There’s just one problem with Lockheed Martin’s assertions about F-35 job creation. They are greatly exaggerated,

as documented in this report:

•Lockheed Martin’s claim of 125,000 F-35-related jobs is roughly double the likely number of jobs sustained

by the program. The real figure, based on standard estimating procedures used in other studies in the

field, should be on the order of 50,000 to 60,000 jobs.

•Similarly, the company’s claim that there is significant work being done on the F-35 in 46 states does not

hold up to scrutiny. Even by Lockheed Martin’s own estimates, just two states – Texas and California – account

for over half of the jobs generated by the F-35. The top five states, which include Florida, Connecticut

and New Hampshire – account for 70% of the jobs (see appendix Table 2 for further details).
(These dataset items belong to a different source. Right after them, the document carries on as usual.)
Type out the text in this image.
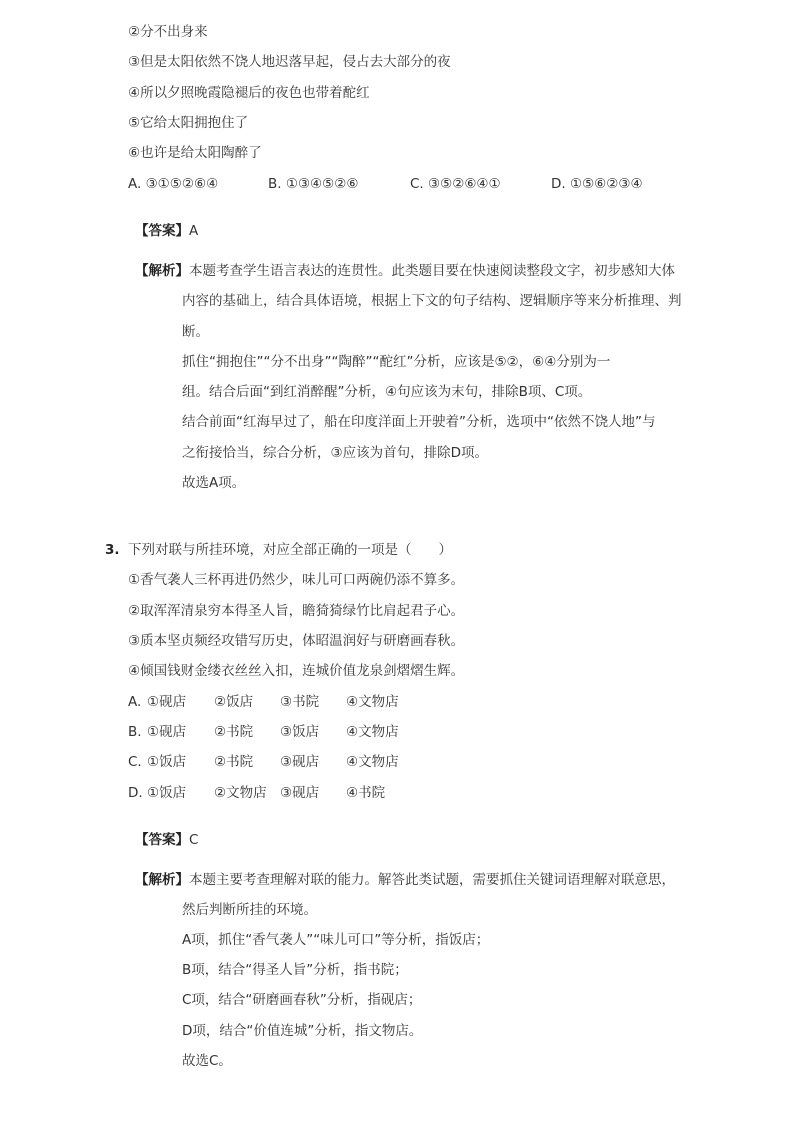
②分不出身来
③但是太阳依然不饶人地迟落早起，侵占去大部分的夜
④所以夕照晚霞隐褪后的夜色也带着酡红
⑤它给太阳拥抱住了
⑥也许是给太阳陶醉了
A. ③①⑤②⑥④	B. ①③④⑤②⑥	C. ③⑤②⑥④①	D. ①⑤⑥②③④
【答案】A
【解析】本题考查学生语言表达的连贯性。此类题目要在快速阅读整段文字，初步感知大体
内容的基础上，结合具体语境，根据上下文的句子结构、逻辑顺序等来分析推理、判
断。
抓住“拥抱住”“分不出身”“陶醉”“酡红”分析，应该是⑤②，⑥④分别为一
组。结合后面“到红消醉醒”分析，④句应该为末句，排除B项、C项。
结合前面“红海早过了，船在印度洋面上开驶着”分析，选项中“依然不饶人地”与
之衔接恰当，综合分析，③应该为首句，排除D项。
故选A项。
3. 下列对联与所挂环境，对应全部正确的一项是（　　）
①香气袭人三杯再进仍然少，味儿可口两碗仍添不算多。
②取浑浑清泉穷本得圣人旨，瞻猗猗绿竹比肩起君子心。
③质本坚贞频经攻错写历史，体昭温润好与研磨画春秋。
④倾国钱财金缕衣丝丝入扣，连城价值龙泉剑熠熠生辉。
A. ①砚店 ②饭店 ③书院 ④文物店
B. ①砚店 ②书院 ③饭店 ④文物店
C. ①饭店 ②书院 ③砚店 ④文物店
D. ①饭店 ②文物店 ③砚店 ④书院
【答案】C
【解析】本题主要考查理解对联的能力。解答此类试题，需要抓住关键词语理解对联意思，
然后判断所挂的环境。
A项，抓住“香气袭人”“味儿可口”等分析，指饭店；
B项，结合“得圣人旨”分析，指书院；
C项，结合“研磨画春秋”分析，指砚店；
D项，结合“价值连城”分析，指文物店。
故选C。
•Eleven states have fewer than a dozen F-35-related jobs, a figure so low that it is a serious stretch to count

them among the 46 states doing significant work on the program. These states are Iowa, South Dakota,

Montana, West Virginia, Delaware, Nebraska, North Dakota, Alaska, Hawaii, Louisiana and Wyoming.

•This study identifies 138 major F-35 contractors operating in 231 separate locations. Well over half of the

contractors identified – 88 – were foreign companies conducting F-35 work outside of the United States.

This does not necessarily indicate that a majority of the work on the plane is being done overseas, but it

does suggest substantial outsourcing of F-35 work (for details see appendix tables 3 and 4). Countries with

the most identified production sites include Italy (36), Australia (30), the United Kingdom (24) and Turkey

(12). The United Kingdom is the largest participant in terms of sheer amount of production, but the work is

concentrated in fewer sites than in some other countries mentioned.

•There is also evidence indicating that Northrop Grumman and Honeywell have used or produced F-35 components

in China – including specialized magnets and sensor components – in violation of U.S. laws banning

the use of Chinese parts in U.S. defense equipment. The companies assert that they have stopped using

Chinese parts, but this issue will bear watching as production of the F-35 moves forward.